Hitmetrix - User behavior analytics & recording

Loyalty takes flight at JetBlue

JetBlue’s director of loyalty marketing and partnerships, Dave Canty, discusses how the TrueBlue program has evolved to meet customers’ needs. 

Q: Why did you decide to upgrade your loyalty program?

A: TrueBlue was initially developed eight years ago as more of a customer gratitude program than your traditional frequent flier loyalty program. Over time, we have outgrown it. It wasn’t built with a lot of scalability. In early 2009, we recruited an online customer panel to give us insight and asked them what they would create if they built a program from scratch. We listened to what they told us and tried to take the program onward from there.

Q: What are some of the things we’ll see when it launches in two weeks?

A: The most significant change is that we are moving away from a distance-based program to a dollar-based program. So essentially, you are getting rewarded for every dollar that you spend on JetBlue, as opposed to how far you are flying.

Q: How will you tell customers and prospects about these changes?

A: We’ve done some prelaunch communications to our customer base. We sent an e-mail driving them to a microsite that gives them some basic information on what to expect from the program, as well as an e-mail campaign explaining how their existing balances in the old program work with the new program.

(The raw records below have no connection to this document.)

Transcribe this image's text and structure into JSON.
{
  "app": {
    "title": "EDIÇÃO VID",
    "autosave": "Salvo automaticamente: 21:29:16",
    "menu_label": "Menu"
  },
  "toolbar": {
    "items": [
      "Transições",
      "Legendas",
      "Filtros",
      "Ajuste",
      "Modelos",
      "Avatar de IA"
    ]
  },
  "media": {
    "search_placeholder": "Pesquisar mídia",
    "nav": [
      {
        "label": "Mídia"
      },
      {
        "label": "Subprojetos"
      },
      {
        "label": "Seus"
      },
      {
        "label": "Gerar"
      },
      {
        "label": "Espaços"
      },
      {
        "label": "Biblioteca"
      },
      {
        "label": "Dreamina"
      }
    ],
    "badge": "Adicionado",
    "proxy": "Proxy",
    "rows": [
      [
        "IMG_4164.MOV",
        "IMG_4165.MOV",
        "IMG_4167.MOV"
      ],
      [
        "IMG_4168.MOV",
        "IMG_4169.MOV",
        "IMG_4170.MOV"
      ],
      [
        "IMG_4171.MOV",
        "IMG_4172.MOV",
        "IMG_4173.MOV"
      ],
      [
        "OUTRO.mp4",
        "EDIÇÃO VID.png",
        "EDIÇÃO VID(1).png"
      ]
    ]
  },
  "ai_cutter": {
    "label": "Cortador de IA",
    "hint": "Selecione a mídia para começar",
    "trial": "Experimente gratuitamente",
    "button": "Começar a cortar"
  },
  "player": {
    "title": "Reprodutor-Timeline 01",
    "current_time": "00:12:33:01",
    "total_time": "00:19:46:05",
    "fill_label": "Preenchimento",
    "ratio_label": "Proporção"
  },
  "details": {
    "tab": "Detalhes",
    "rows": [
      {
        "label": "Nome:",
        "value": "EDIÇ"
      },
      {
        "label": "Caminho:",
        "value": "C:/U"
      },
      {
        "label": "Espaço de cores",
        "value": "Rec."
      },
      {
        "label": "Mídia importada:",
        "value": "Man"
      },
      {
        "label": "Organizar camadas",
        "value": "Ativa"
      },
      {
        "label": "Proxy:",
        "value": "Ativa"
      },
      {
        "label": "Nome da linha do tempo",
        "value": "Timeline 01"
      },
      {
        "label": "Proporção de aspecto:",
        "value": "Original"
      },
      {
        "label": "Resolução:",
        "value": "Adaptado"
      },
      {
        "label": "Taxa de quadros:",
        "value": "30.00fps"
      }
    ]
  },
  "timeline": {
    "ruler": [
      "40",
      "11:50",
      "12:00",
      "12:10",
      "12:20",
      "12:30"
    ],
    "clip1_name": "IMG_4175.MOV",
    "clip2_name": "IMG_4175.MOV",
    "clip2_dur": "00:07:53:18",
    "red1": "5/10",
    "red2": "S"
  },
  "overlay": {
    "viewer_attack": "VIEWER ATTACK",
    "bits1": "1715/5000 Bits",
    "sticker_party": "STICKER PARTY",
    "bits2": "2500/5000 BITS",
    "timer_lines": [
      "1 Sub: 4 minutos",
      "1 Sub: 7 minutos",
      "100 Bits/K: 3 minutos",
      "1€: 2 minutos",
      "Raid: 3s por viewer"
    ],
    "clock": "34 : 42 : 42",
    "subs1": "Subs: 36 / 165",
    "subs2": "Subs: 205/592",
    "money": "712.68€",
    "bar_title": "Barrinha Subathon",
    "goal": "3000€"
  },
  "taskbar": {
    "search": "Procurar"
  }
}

Q: What is your overall e-mail strategy?

A: Part of creating a full communications strategy was making a more robust program for our TrueBlue members. They are a very large percentage of our customer base. We brought [e-mail marketing company] e-Dialog on to help us communicate with our customers. We are incorporating all of the new data that we are capturing from this program to help us develop a multifaceted e-mail program.Right now we e-mail about once or twice a week, not always to our full base. Currently we don’t do a lot of serious targeting, mostly because we don’t capture that much information. We are adding more preference captures for our subscriber base to help us with targeting and segmentation going forward.

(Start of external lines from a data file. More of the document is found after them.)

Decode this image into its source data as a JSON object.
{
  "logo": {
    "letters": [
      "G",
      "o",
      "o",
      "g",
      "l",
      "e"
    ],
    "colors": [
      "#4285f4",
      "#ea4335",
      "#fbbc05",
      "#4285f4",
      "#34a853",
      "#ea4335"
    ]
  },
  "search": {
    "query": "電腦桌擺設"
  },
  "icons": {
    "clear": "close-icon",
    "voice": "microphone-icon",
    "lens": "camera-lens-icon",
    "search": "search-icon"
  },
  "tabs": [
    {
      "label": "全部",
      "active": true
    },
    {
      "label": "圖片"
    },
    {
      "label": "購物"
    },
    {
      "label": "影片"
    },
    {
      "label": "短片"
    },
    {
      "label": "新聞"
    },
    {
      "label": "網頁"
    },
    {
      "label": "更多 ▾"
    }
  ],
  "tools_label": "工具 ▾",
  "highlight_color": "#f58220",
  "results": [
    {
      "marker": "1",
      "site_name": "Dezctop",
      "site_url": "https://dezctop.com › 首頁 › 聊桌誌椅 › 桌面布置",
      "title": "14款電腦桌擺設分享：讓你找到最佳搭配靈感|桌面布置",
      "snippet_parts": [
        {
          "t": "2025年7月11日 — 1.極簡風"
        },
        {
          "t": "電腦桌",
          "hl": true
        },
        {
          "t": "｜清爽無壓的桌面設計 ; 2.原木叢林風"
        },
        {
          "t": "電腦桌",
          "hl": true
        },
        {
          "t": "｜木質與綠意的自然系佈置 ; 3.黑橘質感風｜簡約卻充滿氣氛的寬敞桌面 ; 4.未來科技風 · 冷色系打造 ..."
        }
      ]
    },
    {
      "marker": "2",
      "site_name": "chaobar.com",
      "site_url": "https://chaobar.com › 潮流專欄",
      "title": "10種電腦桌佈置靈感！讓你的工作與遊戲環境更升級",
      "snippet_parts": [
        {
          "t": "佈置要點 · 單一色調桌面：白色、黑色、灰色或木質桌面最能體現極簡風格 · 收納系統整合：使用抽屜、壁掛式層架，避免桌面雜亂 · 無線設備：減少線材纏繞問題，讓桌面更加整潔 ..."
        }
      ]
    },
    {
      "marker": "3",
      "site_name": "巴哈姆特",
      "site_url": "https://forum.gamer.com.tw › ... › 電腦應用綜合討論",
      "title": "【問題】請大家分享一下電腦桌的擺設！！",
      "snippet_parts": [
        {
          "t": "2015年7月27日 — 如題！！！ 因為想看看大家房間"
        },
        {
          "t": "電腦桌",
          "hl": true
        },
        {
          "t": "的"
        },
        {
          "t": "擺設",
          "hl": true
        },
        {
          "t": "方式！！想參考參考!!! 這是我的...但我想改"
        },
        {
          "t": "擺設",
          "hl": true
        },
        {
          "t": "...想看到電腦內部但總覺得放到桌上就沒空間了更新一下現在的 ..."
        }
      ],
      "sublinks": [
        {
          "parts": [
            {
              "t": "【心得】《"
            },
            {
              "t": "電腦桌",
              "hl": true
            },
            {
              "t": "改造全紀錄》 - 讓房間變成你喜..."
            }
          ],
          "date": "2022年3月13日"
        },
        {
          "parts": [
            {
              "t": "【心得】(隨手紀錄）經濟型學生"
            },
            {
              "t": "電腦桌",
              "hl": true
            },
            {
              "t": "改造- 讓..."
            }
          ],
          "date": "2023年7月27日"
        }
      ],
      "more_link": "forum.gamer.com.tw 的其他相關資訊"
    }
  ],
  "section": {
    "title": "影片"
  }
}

Q: What kinds of targeting will you do?

A: Today we know the home airports of our customer base. But we are going to compile more intelligence around where these customers want to fly. We want to make sure that whatever information we are putting in that e-mail is relevant to that specific customer.

Q: Is this revamp a response to the travel sector being hit by the bad economy?

A: That is more incidental. We’ve done the planning for the evolution of TrueBlue over the last two years, so it is kind of coincidental. What we wanted to do was to become more relevant to customers and bring more utility to the frequent flier.

Q: Are frequent flier programs becoming more relevant to airlines as a whole?

A: Yes. Airlines are starting to realize they have a wealth of data that they possibly haven’t used before. Now they are going deeper into those databases finding out a little bit more about their customers and where they want to go and they are getting better with marketing messages.